With a bit of hard work you can begin to gain a proficiency in these areas and provide yourself with a great opportunity for job placement and career advancement through knowing the fundamentals of user research, digital strategy, campaign execution, web measurement and real-time adjustment of online campaigns.

This course will seek to provide you with that knowledge.

But there is no substitute for doing and so you will be split into small groups and assigned with coming up with your own strategies and tactics based on a target market. I will be matching groups with local companies and nonprofits for a short marketing exercise the last six weeks of the semester. You will present your strategy and answer questions from your peers and the management team of the business in a live presentation at the conclusion of the semester.
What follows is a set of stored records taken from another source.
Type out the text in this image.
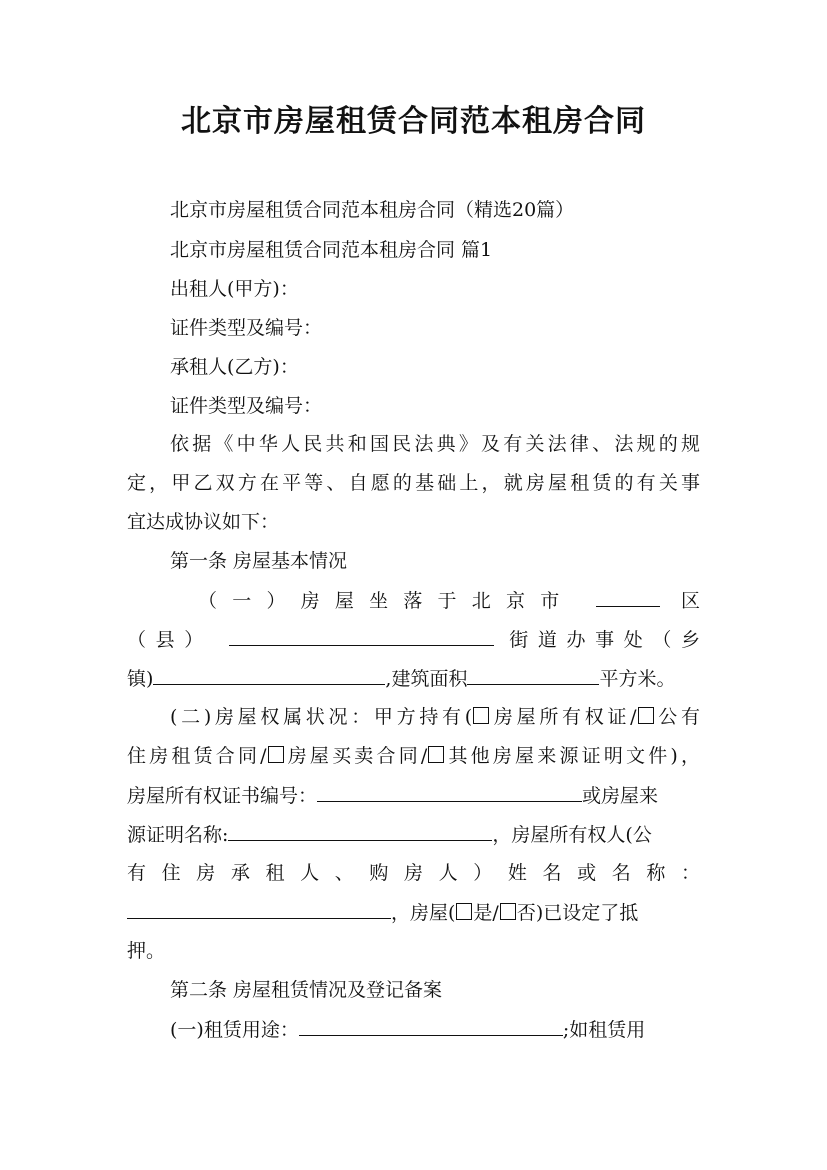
北京市房屋租赁合同范本租房合同
北京市房屋租赁合同范本租房合同（精选20篇）
北京市房屋租赁合同范本租房合同 篇1
出租人(甲方)：
证件类型及编号：
承租人(乙方)：
证件类型及编号：
依据《中华人民共和国民法典》及有关法律、法规的规
定，甲乙双方在平等、自愿的基础上，就房屋租赁的有关事
宜达成协议如下：
第一条 房屋基本情况
（一）房屋坐落于北京市	区
（县）	街道办事处（乡
镇)	,建筑面积	平方米。
(二)房屋权属状况：甲方持有( 房屋所有权证/ 公有
住房租赁合同/ 房屋买卖合同/ 其他房屋来源证明文件)，
房屋所有权证书编号：	或房屋来
源证明名称:	，房屋所有权人(公
有住房承租人、购房人）姓名或名称：
，房屋( 是/ 否)已设定了抵
押。
第二条 房屋租赁情况及登记备案
(一)租赁用途：	;如租赁用
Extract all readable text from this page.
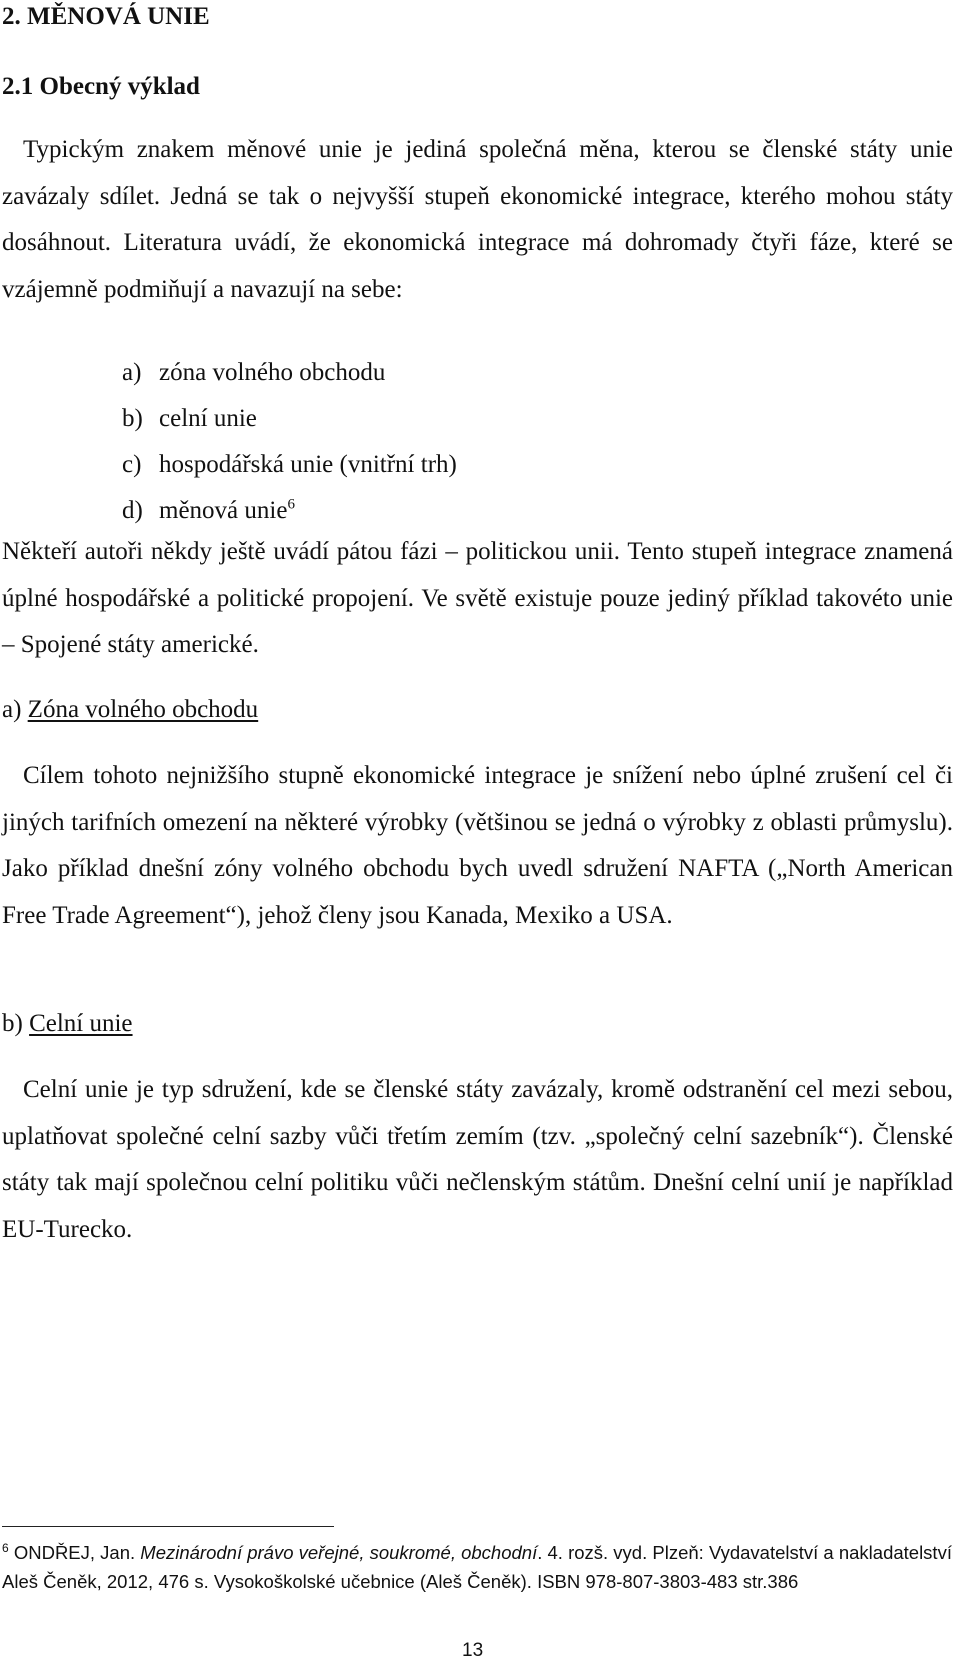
2. MĚNOVÁ UNIE
2.1 Obecný výklad

Typickým znakem měnové unie je jediná společná měna, kterou se členské státy unie zavázaly sdílet. Jedná se tak o nejvyšší stupeň ekonomické integrace, kterého mohou státy dosáhnout. Literatura uvádí, že ekonomická integrace má dohromady čtyři fáze, které se vzájemně podmiňují a navazují na sebe:

a) zóna volného obchodu
b) celní unie
c) hospodářská unie (vnitřní trh)
d) měnová unie$^6$

Někteří autoři někdy ještě uvádí pátou fázi – politickou unii. Tento stupeň integrace znamená úplné hospodářské a politické propojení. Ve světě existuje pouze jediný příklad takovéto unie – Spojené státy americké.

a) Zóna volného obchodu

Cílem tohoto nejnižšího stupně ekonomické integrace je snížení nebo úplné zrušení cel či jiných tarifních omezení na některé výrobky (většinou se jedná o výrobky z oblasti průmyslu). Jako příklad dnešní zóny volného obchodu bych uvedl sdružení NAFTA („North American Free Trade Agreement“), jehož členy jsou Kanada, Mexiko a USA.

b) Celní unie

Celní unie je typ sdružení, kde se členské státy zavázaly, kromě odstranění cel mezi sebou, uplatňovat společné celní sazby vůči třetím zemím (tzv. „společný celní sazebník“). Členské státy tak mají společnou celní politiku vůči nečlenským státům. Dnešní celní unií je například EU-Turecko.

$^6$ ONDŘEJ, Jan. Mezinárodní právo veřejné, soukromé, obchodní. 4. rozš. vyd. Plzeň: Vydavatelství a nakladatelství Aleš Čeněk, 2012, 476 s. Vysokoškolské učebnice (Aleš Čeněk). ISBN 978-807-3803-483 str.386

13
Course Alumni: Where Are They Now?

I am very pleased to report that alumni from this course have gone on to do incredible things. Ben and Carlee work embedded at Google as part of an agency relationship with R/GA in San Francisco and Tokyo. Scott was rookie of the year of R/GA global in the NYC office. Hannah has become a digital marketer of supreme skill leading C-Suite executives through a variety of digital initiatives. Abby works with the Fortune 50 on customer experience management software implementations. Chris leads the direct to consumer website for Caterpillar.

And the list goes on and on.

And that’s my one goal as a professor – to ensure you are getting the most relevant skills and mindsets to make you competitive for digital jobs upon graduation.

Meet Jake

classroom

I’ve been an adjunct professor since 2007 at Montana State University. I served as the Academic Director for Digital Marketing & Analytics program in Executive Education and was a cofounder of the Design Sandbox for Engaged Learning (DSEL) which is an interdisciplinary effort across colleges at MSU designed in collaboration with Stanford’s Dr. Jim Patell.

Our “Innovative Ideation” class teaches the principles of design thinking to engineering, business, and design students. I also get to work on outreach efforts with organizations like IDEO, Stanford d.school, R/GA, Havas, Google, and IBM.

More recently, I created and co-taught the first graduate class designed exclusively for the unique challenges of direct to consumer e-commerce called “Ecommerce Pillars of Profitability” at the University of Montana’s MS program in Business Analytics.

My day job is that of a co-founder at Tadpull with a focus on building digital marketing and analytics software with a user-first approach. Currently, we are solving the data explosion for businesses around the globe by combining insights ranging from SEO, Social, Email, Paid, ERP, and Site Analytics to be crunched in real-time for driving more effective online campaigns.

My undergraduate degree is in Physics via a swimming scholarship (I’ve since sworn off Speedos forever) and I stuck around for an MA in Marketing from a liberal arts college called Drury University in Springfield, Missouri.

Currently, I blog on occasion for Forbes, FastCompany.com, Behance’s 99U, Smashing Magazine, and Startup Nation.

I split my spare team between trying to learn how to cook better, writing code, reading the latest biz marketing or analytics book, building Jupyter notebooks in Python and getting outside as much as possible in southwest Montana with my lovely wife and business partner, Dr. Eulalie Cook.